AW: Lyrically, your songs are psychedelic, which I like. Is that the way you usually write?

AT: There is no pattern, really. They come from different sources. I have thought that the more concrete the lyrics are, the more probable it is that they are not products of the imagination but representations of events that have really happened. At least that is the case in a few of my songs like "Love To Live" and "Child Of War." "Love To Live" is dedicated to my wife and describes in detail a chilly Sunday afternoon in Helsinki when my wife and I were taking a walk, and everything we experienced I’ve written down in the song. "Child Of War" includes exact images and newsreels I’ve seen throughout the years: a child born only to die of famine in Africa, a child going to sleep hearing the sounds of suburban or city warfare – people are having warfare in places where children are going to sleep in their homes, how sick is that? – a child playing football in Belfast after school, dying when a car bomb explodes, a child looking into his/her father’s eyes as he is whisked away in the middle of the night from their home by the political police in former Eastern Europe or Latin America. My generation has grown up with these images and newsreels. I hope we have not grown numb, but still have the energy to fight for what’s good in life – love.

Some lyrics are purely products of the imagination or word plays. For me it’s essential that the words flow and drive the melody forward. Song lyrics are not poetry, but that’s one of the most important elements of a song. They frame the emotional landscape where the song is sailing.

AW: "Child of War" sounds very anti-war, and that's good. Is that the intended message?

AT: Yes. See my answer above.

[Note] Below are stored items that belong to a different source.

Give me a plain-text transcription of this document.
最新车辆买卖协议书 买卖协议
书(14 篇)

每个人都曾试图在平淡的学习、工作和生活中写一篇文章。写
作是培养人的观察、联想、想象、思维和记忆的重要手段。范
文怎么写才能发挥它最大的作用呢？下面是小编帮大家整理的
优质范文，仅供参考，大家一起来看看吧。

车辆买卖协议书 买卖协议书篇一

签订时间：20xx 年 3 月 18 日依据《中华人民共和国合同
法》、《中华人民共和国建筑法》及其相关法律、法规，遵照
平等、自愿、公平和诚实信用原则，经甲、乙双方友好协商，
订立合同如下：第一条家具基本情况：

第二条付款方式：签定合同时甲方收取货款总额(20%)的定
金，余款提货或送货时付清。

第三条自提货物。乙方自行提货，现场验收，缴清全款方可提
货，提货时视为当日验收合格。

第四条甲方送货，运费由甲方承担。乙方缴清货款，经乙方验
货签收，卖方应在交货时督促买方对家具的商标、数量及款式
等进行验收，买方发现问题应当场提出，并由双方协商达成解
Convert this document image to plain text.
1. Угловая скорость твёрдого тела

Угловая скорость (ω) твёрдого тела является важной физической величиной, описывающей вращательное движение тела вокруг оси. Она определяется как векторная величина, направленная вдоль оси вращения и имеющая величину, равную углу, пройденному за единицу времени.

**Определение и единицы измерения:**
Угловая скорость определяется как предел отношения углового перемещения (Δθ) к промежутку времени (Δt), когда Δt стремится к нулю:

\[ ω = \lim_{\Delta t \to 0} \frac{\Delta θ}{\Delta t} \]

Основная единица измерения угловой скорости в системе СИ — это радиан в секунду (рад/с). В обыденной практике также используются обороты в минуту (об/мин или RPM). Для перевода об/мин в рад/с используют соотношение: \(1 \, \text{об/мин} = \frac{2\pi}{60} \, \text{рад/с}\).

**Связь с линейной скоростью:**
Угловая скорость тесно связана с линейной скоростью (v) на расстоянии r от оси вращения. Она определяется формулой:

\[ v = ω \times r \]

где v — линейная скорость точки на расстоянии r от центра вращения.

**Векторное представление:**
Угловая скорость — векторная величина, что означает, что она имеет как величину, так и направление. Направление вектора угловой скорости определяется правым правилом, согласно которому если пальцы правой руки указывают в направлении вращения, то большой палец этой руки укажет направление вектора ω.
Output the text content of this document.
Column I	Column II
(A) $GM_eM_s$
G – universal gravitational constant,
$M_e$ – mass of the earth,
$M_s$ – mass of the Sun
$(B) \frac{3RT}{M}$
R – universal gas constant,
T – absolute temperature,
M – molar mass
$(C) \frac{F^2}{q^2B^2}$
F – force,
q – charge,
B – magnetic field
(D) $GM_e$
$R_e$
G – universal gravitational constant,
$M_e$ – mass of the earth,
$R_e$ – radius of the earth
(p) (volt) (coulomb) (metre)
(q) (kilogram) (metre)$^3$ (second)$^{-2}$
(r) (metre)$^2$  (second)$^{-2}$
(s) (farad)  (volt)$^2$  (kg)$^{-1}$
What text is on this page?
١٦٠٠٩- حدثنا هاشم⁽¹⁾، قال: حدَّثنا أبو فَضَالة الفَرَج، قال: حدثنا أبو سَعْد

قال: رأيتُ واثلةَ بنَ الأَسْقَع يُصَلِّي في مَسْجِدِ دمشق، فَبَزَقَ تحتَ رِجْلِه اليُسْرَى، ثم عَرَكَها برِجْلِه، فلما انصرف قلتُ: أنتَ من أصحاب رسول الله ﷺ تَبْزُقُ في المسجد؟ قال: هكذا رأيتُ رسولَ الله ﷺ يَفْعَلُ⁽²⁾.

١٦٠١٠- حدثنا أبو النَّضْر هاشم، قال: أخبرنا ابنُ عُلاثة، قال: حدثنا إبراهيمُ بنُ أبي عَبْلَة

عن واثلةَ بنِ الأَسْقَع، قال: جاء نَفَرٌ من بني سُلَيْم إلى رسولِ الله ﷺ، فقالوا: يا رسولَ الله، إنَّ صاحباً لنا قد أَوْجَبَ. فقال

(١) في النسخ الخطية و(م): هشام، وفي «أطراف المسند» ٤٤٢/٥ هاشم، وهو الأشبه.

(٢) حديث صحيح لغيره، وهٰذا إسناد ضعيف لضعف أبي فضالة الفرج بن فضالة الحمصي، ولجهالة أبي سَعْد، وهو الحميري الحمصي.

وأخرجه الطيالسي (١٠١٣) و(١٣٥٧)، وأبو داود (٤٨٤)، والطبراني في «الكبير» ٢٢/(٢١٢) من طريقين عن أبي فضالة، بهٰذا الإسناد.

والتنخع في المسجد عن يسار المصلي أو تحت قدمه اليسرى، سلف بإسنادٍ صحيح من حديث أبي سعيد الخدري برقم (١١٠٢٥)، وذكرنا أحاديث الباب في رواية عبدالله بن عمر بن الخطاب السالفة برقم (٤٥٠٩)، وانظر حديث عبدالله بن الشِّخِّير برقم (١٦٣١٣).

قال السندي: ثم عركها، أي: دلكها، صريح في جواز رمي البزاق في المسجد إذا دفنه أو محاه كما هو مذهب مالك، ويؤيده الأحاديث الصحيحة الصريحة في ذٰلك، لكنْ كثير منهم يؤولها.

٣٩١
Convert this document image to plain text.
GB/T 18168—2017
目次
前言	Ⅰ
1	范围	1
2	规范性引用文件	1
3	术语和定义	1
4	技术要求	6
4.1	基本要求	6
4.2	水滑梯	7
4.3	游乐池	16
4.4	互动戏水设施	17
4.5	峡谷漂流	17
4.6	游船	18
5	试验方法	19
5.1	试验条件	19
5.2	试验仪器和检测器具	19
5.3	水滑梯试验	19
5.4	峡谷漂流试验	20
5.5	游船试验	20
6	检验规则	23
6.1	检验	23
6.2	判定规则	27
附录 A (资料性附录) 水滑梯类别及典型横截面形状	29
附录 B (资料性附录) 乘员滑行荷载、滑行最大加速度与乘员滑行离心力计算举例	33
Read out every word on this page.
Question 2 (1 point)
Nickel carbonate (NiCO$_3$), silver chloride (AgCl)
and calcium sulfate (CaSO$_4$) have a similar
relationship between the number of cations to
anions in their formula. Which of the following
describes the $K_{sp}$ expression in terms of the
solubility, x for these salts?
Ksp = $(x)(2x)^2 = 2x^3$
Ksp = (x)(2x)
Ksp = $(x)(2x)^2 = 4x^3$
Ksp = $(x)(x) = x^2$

My heart does not stop bleeding every time the children and the weakest and defenseless are suffering from different forms and consequences of war and oppression.

AW: What would you tell someone first starting out in music?

AT: (I hope I understand the question correctly.) What did Shakespeare say about "The man that has no music in himself?" Music is something I could not imagine living without. It’s a positive force and the most effective means of expressing emotions. It speaks straight to the heart, soul and mind. What I would say first and last – life is great and love is everything!